Diese Stücke dienten im Mittelalter zur Beglaubigung eines Schriftstücks. Oft ging es um Ablässe. „Die Kanzlei des Papstes stellte damals täglich entsprechende Dokumente aus, die mit einer Bleibulle versiegelt wurden“, sagt Fedel. Ein jeweiliges Siegel war zeitlich begrenzt in Gebrauch, dann wurde es entsorgt. Eine Möglichkeit war die Latrine. Und so, vermutet Fedel, ist dieses bleierne Siegel schließlich ins Tägermoos gelangt, wo es 600 Jahre später gefunden wurde.
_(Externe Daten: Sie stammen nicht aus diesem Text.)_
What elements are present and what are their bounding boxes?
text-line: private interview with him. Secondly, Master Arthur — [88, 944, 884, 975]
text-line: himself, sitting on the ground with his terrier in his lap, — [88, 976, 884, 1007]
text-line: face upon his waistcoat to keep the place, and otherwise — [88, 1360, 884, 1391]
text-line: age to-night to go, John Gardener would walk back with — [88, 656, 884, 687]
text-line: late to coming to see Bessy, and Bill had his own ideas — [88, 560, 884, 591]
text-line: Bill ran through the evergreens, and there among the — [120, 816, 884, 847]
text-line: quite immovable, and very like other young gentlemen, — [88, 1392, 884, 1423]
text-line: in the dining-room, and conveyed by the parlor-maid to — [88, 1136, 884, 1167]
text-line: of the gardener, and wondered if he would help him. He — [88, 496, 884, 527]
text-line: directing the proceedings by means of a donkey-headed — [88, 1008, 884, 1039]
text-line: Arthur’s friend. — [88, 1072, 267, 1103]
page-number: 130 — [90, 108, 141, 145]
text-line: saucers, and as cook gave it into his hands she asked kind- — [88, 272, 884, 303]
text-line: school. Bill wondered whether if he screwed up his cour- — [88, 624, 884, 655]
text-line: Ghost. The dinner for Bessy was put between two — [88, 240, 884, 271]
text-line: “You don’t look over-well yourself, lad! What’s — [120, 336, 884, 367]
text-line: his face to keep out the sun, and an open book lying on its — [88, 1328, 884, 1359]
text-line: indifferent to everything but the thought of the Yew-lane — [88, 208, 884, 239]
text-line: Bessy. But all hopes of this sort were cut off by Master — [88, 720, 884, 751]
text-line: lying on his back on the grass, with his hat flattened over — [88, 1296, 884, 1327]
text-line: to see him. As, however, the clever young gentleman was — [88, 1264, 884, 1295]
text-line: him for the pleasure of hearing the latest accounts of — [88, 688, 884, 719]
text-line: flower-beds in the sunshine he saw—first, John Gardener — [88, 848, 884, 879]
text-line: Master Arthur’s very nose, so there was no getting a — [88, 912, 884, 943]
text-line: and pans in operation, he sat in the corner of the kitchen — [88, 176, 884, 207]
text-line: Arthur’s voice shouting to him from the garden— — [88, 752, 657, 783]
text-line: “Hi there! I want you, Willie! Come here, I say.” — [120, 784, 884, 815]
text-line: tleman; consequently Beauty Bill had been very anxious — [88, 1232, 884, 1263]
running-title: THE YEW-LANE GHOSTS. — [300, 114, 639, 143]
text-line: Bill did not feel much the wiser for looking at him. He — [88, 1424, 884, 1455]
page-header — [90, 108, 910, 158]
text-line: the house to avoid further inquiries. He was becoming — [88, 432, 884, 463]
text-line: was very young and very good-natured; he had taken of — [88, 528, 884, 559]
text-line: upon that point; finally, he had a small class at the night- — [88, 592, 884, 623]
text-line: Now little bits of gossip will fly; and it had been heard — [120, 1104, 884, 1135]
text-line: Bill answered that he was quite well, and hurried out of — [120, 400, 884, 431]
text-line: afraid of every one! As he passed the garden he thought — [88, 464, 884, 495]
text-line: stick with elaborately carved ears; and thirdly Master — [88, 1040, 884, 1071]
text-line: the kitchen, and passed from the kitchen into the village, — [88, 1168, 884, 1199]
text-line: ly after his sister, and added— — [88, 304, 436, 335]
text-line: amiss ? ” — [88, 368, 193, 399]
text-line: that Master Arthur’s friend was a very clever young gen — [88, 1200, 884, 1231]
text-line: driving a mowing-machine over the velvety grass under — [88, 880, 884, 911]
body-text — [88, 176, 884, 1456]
Göttlicher Beistand für die Saat?

Denn damals führten die Konstanzer regelmäßig Fässer voller Fäkalien und Abfall aus der Stadt. Bei einer Entleerungsaktion könnte somit das spätere Fundstück aus einer Latrine der Stadt Konstanz mitsamt den Fäkalien als Dünger auf einem Feld ausgetragen worden sein. „Dafür spricht der Fundort in der Gemeinde Tägerwilen, der sich auf einer Fläche befindet, die seit dem Mittelalter als Ackerland genutzt worden ist und bis heute weitgehend unbebaut geblieben ist.“

Doch Bleibullen mit Papstnamen gelangten teilweise auch absichtlich auf Felder, weil sie eine religiöse Bedeutung bekamen. Diese behielten sie sehr lange. Dokumente belegen: Auch zwischen dem 17. und dem 19. Jahrhundert haben katholische Bauern oft religiöse Medaillen oder Objekte in ihren Feldern vergraben, um ihre Saat mit göttlichem Beistand vor negativen Einflüssen zu schützen.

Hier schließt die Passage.